Refactor how we store expiring information for job artifacts
Summary
After rolling out https://gitlab.com/gitlab-org/gitlab/-/issues/233939 we can delete expired artifacts as soon as we can find them. Which leads to this problem, the query that looks for expired artifacts is highly inefficient. In !47496 (merged) we have stopped it from timing out at the expense of how long back in time we could go.
How the data is structured:
On the ci_job_artifacts
table we have a column that tells us when an artifact should expire, called expire_at
. But #16267 (closed) changed how we look for expired artifacts, we also need to consider ci_pipelines.locked
value. In order to find a batch of artifacts that can be removed we need to join three tables: ci_job_artifacts
, ci_builds
, and ci_pipelines
(we need to introduce ci_builds
because we don't have a foreign key for pipelines on job artifacts). This query is problematic because it needs to look at tens of thousands of expired artifacts to find a few that are unlocked.
The suggested solution for this was to move the locked
column on ci_job_artifacts
and create an index that covers expire_at
and locked
columns.
But we could try to solve more problems here:
- centralize the expiry data into a single place because it is stored in 3 separate tables and it's becoming hard to manage.
-
ci_job_artifacts.expire_at
- timestamp indicating when the artifact should be removed. -
ci_pipelines.locked
- integer indicating if expired artifacts could be removed - #281688 (closed) -
ci_builds.artifacts_expire_at
- timestamp - this one is used in the UI to show if artifacts are available or not.
-
- identify artifacts that are kept by users - #263234 (comment 466277687)

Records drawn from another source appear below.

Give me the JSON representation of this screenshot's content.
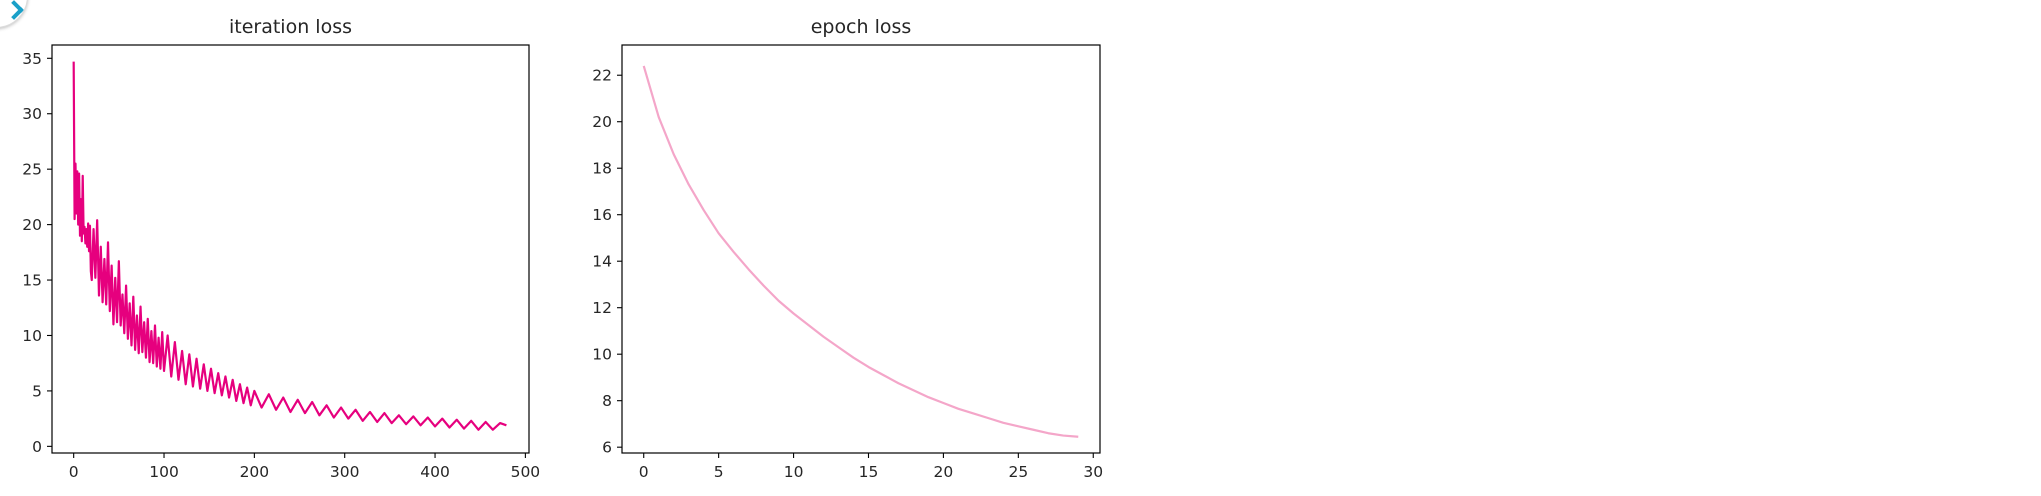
{
  "chart_data": [
    {
      "type": "line",
      "title": "iteration loss",
      "xlabel": "",
      "ylabel": "",
      "xlim": [
        -24,
        504
      ],
      "ylim": [
        -0.6,
        36.2
      ],
      "xticks": [
        0,
        100,
        200,
        300,
        400,
        500
      ],
      "yticks": [
        0,
        5,
        10,
        15,
        20,
        25,
        30,
        35
      ],
      "grid": false,
      "color": "#e6007e",
      "series": [
        {
          "x": [
            0,
            1,
            2,
            3,
            4,
            5,
            6,
            7,
            8,
            9,
            10,
            11,
            12,
            13,
            14,
            15,
            16,
            17,
            18,
            19,
            20,
            22,
            24,
            26,
            28,
            30,
            32,
            34,
            36,
            38,
            40,
            42,
            44,
            46,
            48,
            50,
            52,
            54,
            56,
            58,
            60,
            62,
            64,
            66,
            68,
            70,
            72,
            74,
            76,
            78,
            80,
            82,
            84,
            86,
            88,
            90,
            92,
            94,
            96,
            98,
            100,
            104,
            108,
            112,
            116,
            120,
            124,
            128,
            132,
            136,
            140,
            144,
            148,
            152,
            156,
            160,
            164,
            168,
            172,
            176,
            180,
            184,
            188,
            192,
            196,
            200,
            208,
            216,
            224,
            232,
            240,
            248,
            256,
            264,
            272,
            280,
            288,
            296,
            304,
            312,
            320,
            328,
            336,
            344,
            352,
            360,
            368,
            376,
            384,
            392,
            400,
            408,
            416,
            424,
            432,
            440,
            448,
            456,
            464,
            472,
            479
          ],
          "y": [
            34.7,
            20.5,
            25.5,
            21.0,
            24.8,
            20.0,
            24.6,
            19.0,
            22.3,
            18.5,
            24.4,
            19.2,
            19.8,
            18.3,
            19.6,
            18.0,
            20.1,
            17.6,
            19.9,
            15.8,
            15.0,
            19.6,
            15.2,
            20.4,
            13.6,
            18.0,
            13.0,
            16.9,
            12.8,
            18.4,
            12.2,
            16.3,
            11.0,
            15.2,
            11.2,
            16.7,
            10.9,
            13.7,
            10.2,
            14.5,
            9.7,
            12.9,
            9.1,
            13.5,
            8.7,
            11.8,
            8.4,
            12.6,
            8.5,
            11.2,
            8.0,
            11.5,
            7.6,
            10.4,
            7.5,
            10.9,
            7.2,
            9.8,
            7.0,
            10.3,
            6.8,
            10.0,
            6.3,
            9.4,
            6.0,
            8.6,
            5.6,
            8.3,
            5.4,
            7.9,
            5.2,
            7.4,
            5.0,
            7.0,
            4.8,
            6.6,
            4.6,
            6.3,
            4.4,
            6.0,
            4.1,
            5.6,
            3.9,
            5.3,
            3.7,
            5.0,
            3.5,
            4.7,
            3.3,
            4.4,
            3.1,
            4.2,
            3.0,
            4.0,
            2.8,
            3.7,
            2.6,
            3.5,
            2.5,
            3.3,
            2.3,
            3.1,
            2.2,
            3.0,
            2.1,
            2.8,
            2.0,
            2.7,
            1.9,
            2.6,
            1.8,
            2.5,
            1.7,
            2.4,
            1.6,
            2.3,
            1.5,
            2.2,
            1.5,
            2.1,
            1.9
          ]
        }
      ]
    },
    {
      "type": "line",
      "title": "epoch loss",
      "xlabel": "",
      "ylabel": "",
      "xlim": [
        -1.45,
        30.45
      ],
      "ylim": [
        5.75,
        23.3
      ],
      "xticks": [
        0,
        5,
        10,
        15,
        20,
        25,
        30
      ],
      "yticks": [
        6,
        8,
        10,
        12,
        14,
        16,
        18,
        20,
        22
      ],
      "grid": false,
      "color": "#f4a6c9",
      "series": [
        {
          "x": [
            0,
            1,
            2,
            3,
            4,
            5,
            6,
            7,
            8,
            9,
            10,
            11,
            12,
            13,
            14,
            15,
            16,
            17,
            18,
            19,
            20,
            21,
            22,
            23,
            24,
            25,
            26,
            27,
            28,
            29
          ],
          "y": [
            22.4,
            20.2,
            18.6,
            17.3,
            16.2,
            15.2,
            14.4,
            13.65,
            12.95,
            12.3,
            11.75,
            11.25,
            10.75,
            10.3,
            9.85,
            9.45,
            9.1,
            8.75,
            8.45,
            8.15,
            7.9,
            7.65,
            7.45,
            7.25,
            7.05,
            6.9,
            6.75,
            6.6,
            6.5,
            6.45
          ]
        }
      ]
    }
  ]
}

Theci_job_artifacts.expire_at
column can hold null values indicating that the artifacts must not be removed because users chose to keep the around by clicking theKeep
button in the UI or usedartifacts:expire_in:never
in the YAML config. But because we didn't have a default expiry policy for .com, we have a lot more artifacts with null values in this column. - UX problem:
The clock for an artifact starts as soon as it's uploaded, but with #16267 (closed) I think it should start after the artifact is unlocked because we can go
There is no grace period between the states. I would like to see when the artifacts are supposed to be removed because going from locked to removed is a bit surprising for me.
Improvements
I'm thinking of introducing a new table to hold this information:
table name: ci_job_artifacts_policies
column name data type
job_id FK to ci_builds
state enum - this could be `unlocked`, `pipeline_locked`, `user_locked`
expire_at timestamp
expire_in interval - this will hold the value defined by the user in `artifacts:expire_in` if we chose to start the clock after unlocking them.
removed_at timestamp
With this table in place, the query to find expiring artifacts becomes:
policies = Ci::JobArtifactsPolicy
.where('expire_at < ?', Time.current)
.where(removed_at: nil)
.where(state: :unlocked)
policies.each_batch(of: 100) do |policies_slice|
Ci::JobArtifact
.erasable # we don't want to remove job traces
.where(job_id: policies_slice.select(:job_id))
.destroy_all # the destroy process is simplified here
policies_slice.update_all(removed_at: Time.current) # we mark policies as removed
end
This is better because we are using only one table to do the heavy filtering and we can back the database query with an efficient index. We are still doing a join
and apply a filter on the joined relationship but the filter is going to remove only policies_slice.size
artifact records from the relationship.
Risks
I think the background migration to populate ci_job_artifacts_policies
could take a lot of time, so we would need to run the two solutions concurrently for that period of time.
Involved components
- We will have to update
Ci::UnlockArtifactsService
, but keep its efficiency. - I think we should create the policy record when we create the first artifact in
Ci::CreateJobArtifactsService
. If a job doesn't have any other artifact types besides trace, the record should be optional. -
Ci::DestroyExpiredJobArtifactsService
will need to have its query updated. - Update how we
Keep
artifacts: https://gitlab.com/gitlab-org/gitlab/-/blob/120c72350e46683c0c85d30db73b378bb66206a9/app/controllers/projects/artifacts_controller.rb#L85-89 - Set the state touser_locked
and do not update theexpire_at
value. - Update how
artifacts:expire_in:never
works. It should set thestate
touser_locked
and theexpire_at
value to the application default.
We could explore these queries in more detail with a thin database clone before starting the actual work.